Ahlak en büyük erdemdir derler. Toplumumuzda da ahlaksız insan sevilmez. Lakin ahlak kime göre ve neye göre belirlenir? Mini etek giyen bir kadını ahlaksız diye nitelendirirlerken ona bakan adam ahlaksız olmaz. Çünkü “kadın açarsa, erkek bakar”. Bu klasik halk ahlak yobazlığını ele alalım. Kim ne kadar ahlak bekçiliği yaparsa o kadar ahlaksızdır” diye bir laf vardır. Başkalarının günahlarına, sevaplarına, ahlakına bu kadar dahil olan insanların “ahlak bekçiliği” yapmalarına neden kimse ses çıkarmamakta bu kadar ısrarcı. Ahlakın toplum üzerinde oluşturduğu önyargı ve herkesin kendine göre bir ahlak anlayışı oluşu, kendilerine göre haklı yapıyor insanları. Ahlak insanlarla ilgilidir ve farklı toplumlar ahlakı farklı şekilde anlayabilir. Ait olduğunuz meslek grubunun kendine has bir etiği vardır. Belli bir olgunluğa ulaştıktan sonra toplumun bize öğrettiği ahlaki değerleri sorgulayabilir ve benimsemeyebiliriz. Kendi ahlaki kurallarımızı kendimiz koyabiliriz. Dolayısıyla ahlak bir bakıma kişiseldir.
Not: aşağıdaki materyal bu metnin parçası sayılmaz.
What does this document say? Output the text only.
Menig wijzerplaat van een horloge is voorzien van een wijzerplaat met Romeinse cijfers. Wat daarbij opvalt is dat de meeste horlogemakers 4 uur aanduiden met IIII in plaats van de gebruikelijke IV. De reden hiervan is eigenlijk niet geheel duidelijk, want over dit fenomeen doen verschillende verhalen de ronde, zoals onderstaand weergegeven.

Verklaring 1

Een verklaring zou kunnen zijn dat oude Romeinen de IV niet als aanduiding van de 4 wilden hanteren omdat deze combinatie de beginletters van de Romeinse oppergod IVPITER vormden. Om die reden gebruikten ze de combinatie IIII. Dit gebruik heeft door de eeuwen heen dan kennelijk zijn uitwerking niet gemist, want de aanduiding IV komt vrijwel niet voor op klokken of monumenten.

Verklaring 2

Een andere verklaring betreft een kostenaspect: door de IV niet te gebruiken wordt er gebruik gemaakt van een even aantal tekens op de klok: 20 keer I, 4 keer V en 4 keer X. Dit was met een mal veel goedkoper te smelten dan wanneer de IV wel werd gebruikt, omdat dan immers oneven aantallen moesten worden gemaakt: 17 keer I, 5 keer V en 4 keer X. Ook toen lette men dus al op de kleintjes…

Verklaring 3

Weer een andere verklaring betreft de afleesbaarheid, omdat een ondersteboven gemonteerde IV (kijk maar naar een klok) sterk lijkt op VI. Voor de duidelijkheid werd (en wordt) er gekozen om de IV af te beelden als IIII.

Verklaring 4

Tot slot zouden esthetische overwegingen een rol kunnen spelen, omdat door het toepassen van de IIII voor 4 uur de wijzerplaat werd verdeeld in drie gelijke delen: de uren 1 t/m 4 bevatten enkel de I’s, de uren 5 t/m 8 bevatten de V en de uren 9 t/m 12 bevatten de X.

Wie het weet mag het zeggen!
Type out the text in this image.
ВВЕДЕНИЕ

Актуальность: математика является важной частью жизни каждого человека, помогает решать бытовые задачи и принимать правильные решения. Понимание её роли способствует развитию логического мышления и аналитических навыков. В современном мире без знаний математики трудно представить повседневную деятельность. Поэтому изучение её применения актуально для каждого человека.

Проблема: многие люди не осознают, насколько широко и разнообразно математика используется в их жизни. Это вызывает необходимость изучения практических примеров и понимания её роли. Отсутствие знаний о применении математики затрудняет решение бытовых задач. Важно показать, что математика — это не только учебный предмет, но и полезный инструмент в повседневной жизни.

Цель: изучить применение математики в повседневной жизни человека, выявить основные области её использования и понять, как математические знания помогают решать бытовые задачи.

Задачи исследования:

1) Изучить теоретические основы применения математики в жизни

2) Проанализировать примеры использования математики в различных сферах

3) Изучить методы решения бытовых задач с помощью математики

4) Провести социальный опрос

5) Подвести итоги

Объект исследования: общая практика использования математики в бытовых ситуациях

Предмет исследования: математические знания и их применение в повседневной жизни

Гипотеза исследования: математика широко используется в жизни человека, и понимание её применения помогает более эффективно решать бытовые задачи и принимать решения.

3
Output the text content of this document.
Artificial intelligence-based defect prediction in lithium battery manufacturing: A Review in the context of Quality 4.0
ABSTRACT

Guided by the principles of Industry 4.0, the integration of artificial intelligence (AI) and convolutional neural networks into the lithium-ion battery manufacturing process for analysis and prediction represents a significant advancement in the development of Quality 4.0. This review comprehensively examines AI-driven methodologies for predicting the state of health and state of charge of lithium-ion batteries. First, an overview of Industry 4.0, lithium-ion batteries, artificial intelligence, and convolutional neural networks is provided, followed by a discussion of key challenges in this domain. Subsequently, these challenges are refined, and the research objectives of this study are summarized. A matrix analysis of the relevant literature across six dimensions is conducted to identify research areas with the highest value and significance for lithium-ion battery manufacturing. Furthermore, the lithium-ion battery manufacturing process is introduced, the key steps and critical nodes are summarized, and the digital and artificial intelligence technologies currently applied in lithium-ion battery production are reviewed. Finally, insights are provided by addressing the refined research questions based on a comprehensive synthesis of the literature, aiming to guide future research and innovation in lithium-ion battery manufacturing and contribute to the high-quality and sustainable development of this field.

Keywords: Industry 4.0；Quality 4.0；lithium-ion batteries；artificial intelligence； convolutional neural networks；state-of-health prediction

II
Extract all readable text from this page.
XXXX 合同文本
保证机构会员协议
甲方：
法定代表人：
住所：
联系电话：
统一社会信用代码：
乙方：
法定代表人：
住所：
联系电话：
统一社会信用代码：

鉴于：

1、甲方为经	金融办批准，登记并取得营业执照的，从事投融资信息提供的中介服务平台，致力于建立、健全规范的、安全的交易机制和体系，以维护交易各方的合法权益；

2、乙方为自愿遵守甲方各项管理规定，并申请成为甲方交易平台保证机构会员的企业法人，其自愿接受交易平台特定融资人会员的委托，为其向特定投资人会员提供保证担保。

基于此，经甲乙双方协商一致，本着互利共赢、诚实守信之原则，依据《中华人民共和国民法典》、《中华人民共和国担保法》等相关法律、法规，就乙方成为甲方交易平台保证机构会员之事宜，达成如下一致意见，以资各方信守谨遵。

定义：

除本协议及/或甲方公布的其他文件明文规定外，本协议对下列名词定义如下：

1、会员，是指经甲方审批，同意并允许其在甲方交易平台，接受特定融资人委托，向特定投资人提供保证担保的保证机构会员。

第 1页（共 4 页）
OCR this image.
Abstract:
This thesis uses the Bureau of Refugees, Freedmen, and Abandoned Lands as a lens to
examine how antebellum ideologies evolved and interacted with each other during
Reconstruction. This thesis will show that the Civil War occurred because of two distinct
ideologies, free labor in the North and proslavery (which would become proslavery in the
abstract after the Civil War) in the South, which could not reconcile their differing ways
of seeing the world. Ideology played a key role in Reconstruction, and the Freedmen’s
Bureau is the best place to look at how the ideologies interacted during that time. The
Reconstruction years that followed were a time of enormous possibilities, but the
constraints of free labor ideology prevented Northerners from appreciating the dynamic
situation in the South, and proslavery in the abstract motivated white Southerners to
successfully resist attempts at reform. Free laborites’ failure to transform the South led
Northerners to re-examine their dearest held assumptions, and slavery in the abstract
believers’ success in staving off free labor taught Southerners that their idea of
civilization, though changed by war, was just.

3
Kişinin kendi özgürlüğüne değer vermesi, özgürlüğün genel olarak değerli görülüp görülmemesine ve bu durumda diğer insanların özgürlüklerinin de değerli görülüp görülmemesine bağlıdır. Bu nedenle özgür bireyler başkalarının ahlaki bakış açılarını dikkate almalıdır.
Ahlak insanların toplum içindeki davranışlarını ve birbiriyle ilişkilerini düzenlemek maksadıyla başvurulan kaidelerin bütünüdür. İnsanlar arası sosyal sorumluluğu ele alan, iyi ve güzel davranışların sosyal hayata yansıması için idealist yönlendirmeleri gerekli gören, sosyal adalet, kardeşlik, insanlık, iyilik gibi değerlerin-ilkelerin gözetilmesini ve onun icaplarının yerine getirilmesini savunan, insana yaraşan iyiliğin ve güzelliğin bizzat onun eliyle gerçekleşmesini isteyen, ahlâkı genellikle sosyal ve normatif yüzü ile değerlendiren, ahlâkın bütün derinliği ile sosyal hayatta ve sosyal siyasette hâkim olmasını hedefleyen, konusu ve sonuçları bakımından geniş ölçüde sosyal bir disiplindir.